Pick eggplants while the skin is glossy. Uproot outdoor tomatoes and peppers before the first frost and hang in a greenhouse to ripen the last fruits. Check sweet corn for maturity when the silks turn brown by piercing a kernel; white juice shows ripeness.

Sungold Tomatoes Hang in Truss Ready to Harvest

Courtesy of DK - Vegetable Gardening © 2007 Dorling Kindersley Limited

Step 5: Water Tomatoes

The best way to water tomatoes is to insert a pot, or a plastic bottle cut in half, with holes in the base, into the soil next to each tomato plant and water into it. This delivers moisture directly to the deeper roots and reduces evaporation rates.
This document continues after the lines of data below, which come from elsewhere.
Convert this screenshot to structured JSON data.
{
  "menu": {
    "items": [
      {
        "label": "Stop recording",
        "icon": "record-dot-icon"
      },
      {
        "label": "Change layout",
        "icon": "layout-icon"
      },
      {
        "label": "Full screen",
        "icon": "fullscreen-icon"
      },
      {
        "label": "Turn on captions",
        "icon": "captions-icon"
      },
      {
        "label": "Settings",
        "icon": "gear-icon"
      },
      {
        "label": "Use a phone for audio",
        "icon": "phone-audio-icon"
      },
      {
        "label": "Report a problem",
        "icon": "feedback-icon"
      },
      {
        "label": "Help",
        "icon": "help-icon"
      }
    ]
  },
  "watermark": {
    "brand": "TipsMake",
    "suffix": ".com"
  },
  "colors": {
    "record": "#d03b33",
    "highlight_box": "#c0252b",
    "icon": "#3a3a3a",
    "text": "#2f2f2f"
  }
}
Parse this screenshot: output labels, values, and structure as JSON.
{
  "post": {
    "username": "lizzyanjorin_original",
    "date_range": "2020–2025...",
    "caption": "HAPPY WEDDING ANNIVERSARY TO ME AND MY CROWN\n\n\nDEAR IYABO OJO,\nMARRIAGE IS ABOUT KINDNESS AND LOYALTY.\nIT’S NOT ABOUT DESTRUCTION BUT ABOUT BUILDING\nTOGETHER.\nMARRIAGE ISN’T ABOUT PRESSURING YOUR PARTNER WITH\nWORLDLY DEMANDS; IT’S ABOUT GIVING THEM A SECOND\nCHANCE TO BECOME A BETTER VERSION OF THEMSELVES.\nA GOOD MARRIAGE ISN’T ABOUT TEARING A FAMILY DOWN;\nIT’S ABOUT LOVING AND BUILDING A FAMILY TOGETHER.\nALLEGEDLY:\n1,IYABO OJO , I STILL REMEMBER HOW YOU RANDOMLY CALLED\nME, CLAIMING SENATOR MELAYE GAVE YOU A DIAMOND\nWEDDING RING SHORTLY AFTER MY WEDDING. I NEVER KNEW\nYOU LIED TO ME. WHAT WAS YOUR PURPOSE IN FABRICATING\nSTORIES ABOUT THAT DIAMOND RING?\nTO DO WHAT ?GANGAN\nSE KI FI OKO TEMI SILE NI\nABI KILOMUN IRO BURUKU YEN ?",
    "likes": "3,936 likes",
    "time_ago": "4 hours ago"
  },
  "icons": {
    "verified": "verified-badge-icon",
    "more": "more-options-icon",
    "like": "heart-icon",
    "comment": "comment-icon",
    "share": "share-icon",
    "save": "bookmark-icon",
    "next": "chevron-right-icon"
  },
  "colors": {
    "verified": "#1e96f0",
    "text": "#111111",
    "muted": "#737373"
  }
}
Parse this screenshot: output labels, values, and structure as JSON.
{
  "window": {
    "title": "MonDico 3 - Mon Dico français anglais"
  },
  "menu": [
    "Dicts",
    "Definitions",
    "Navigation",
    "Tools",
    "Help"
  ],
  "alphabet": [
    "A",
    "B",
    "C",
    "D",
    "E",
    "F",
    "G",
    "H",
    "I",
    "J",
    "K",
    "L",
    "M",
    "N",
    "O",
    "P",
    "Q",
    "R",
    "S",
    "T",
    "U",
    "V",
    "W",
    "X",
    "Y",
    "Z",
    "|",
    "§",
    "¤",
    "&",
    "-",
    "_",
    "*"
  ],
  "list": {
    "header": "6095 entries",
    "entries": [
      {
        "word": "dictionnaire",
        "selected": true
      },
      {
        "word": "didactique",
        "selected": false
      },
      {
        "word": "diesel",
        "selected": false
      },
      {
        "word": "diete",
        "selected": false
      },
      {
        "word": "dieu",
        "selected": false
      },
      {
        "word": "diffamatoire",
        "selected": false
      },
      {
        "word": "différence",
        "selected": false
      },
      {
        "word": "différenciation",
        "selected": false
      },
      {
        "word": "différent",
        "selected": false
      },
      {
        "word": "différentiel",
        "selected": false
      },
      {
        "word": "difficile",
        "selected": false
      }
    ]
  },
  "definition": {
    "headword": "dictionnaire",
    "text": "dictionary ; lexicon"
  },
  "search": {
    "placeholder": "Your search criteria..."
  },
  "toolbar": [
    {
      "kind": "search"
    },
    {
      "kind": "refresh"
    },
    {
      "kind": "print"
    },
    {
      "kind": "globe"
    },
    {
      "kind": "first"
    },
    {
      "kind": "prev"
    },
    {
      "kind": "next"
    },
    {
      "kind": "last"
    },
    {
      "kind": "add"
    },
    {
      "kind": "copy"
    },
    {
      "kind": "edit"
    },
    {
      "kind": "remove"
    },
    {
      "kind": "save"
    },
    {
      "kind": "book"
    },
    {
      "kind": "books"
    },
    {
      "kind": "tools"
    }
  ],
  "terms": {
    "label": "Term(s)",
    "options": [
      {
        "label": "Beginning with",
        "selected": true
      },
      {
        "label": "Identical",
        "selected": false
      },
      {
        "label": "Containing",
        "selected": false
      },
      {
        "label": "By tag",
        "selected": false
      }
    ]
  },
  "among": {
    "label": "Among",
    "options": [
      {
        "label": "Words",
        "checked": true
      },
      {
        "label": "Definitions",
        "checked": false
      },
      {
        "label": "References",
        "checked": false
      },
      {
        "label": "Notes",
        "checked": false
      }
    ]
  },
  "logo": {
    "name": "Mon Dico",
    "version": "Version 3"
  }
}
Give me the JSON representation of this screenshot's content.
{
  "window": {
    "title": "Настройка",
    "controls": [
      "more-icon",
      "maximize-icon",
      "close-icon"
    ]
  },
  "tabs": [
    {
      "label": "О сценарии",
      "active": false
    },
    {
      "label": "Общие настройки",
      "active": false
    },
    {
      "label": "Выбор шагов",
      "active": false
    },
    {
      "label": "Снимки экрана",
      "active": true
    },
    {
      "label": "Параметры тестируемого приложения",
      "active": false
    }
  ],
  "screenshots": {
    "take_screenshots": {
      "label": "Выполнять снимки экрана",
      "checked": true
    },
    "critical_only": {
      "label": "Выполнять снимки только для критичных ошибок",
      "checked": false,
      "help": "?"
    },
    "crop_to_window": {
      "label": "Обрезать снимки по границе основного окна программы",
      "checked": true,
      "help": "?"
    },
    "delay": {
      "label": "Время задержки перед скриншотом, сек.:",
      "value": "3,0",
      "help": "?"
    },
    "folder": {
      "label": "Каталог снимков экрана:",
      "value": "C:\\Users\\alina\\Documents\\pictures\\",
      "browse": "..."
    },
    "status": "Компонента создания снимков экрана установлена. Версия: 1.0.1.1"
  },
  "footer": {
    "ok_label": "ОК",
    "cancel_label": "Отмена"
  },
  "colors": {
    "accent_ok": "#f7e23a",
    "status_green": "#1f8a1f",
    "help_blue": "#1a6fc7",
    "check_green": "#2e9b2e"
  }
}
Water Tomatoes Directly to Deeper Roots

Courtesy of DK - Vegetable Gardening © 2007 Dorling Kindersley Limited

Step 6: Assist Sweet Corn Fertilization

Arrange plants in dense blocks where the pollen will be concentrated, to maximize the yield. These plants rely on the wind to disperse their pollen, and planting in this way encourages the best possible crop.

Corn Planted in Dense Blocks Assists Pollination

Courtesy of DK - Vegetable Gardening © 2007 Dorling Kindersley Limited

Step 7: Choose Crops

Sweet Corn (image 1)
These plants look stately in flower beds, and the freshly picked cobs, cooked seconds after harvest, taste terrific.

Sweet Pepper (image 2)
Easy to grow, the long, thin-walled varieties of grilling pepper look pretty on the plant and have good flavor.

Eggplant (image 3)
When pinched out to keep them bushy, eggplants make attractive plants for patio pots in warm areas.

Chili Pepper (image 4)
Easy to grow, these fiery fruits only ripen reliably under cover. Try them on a windowsill and freeze any excess.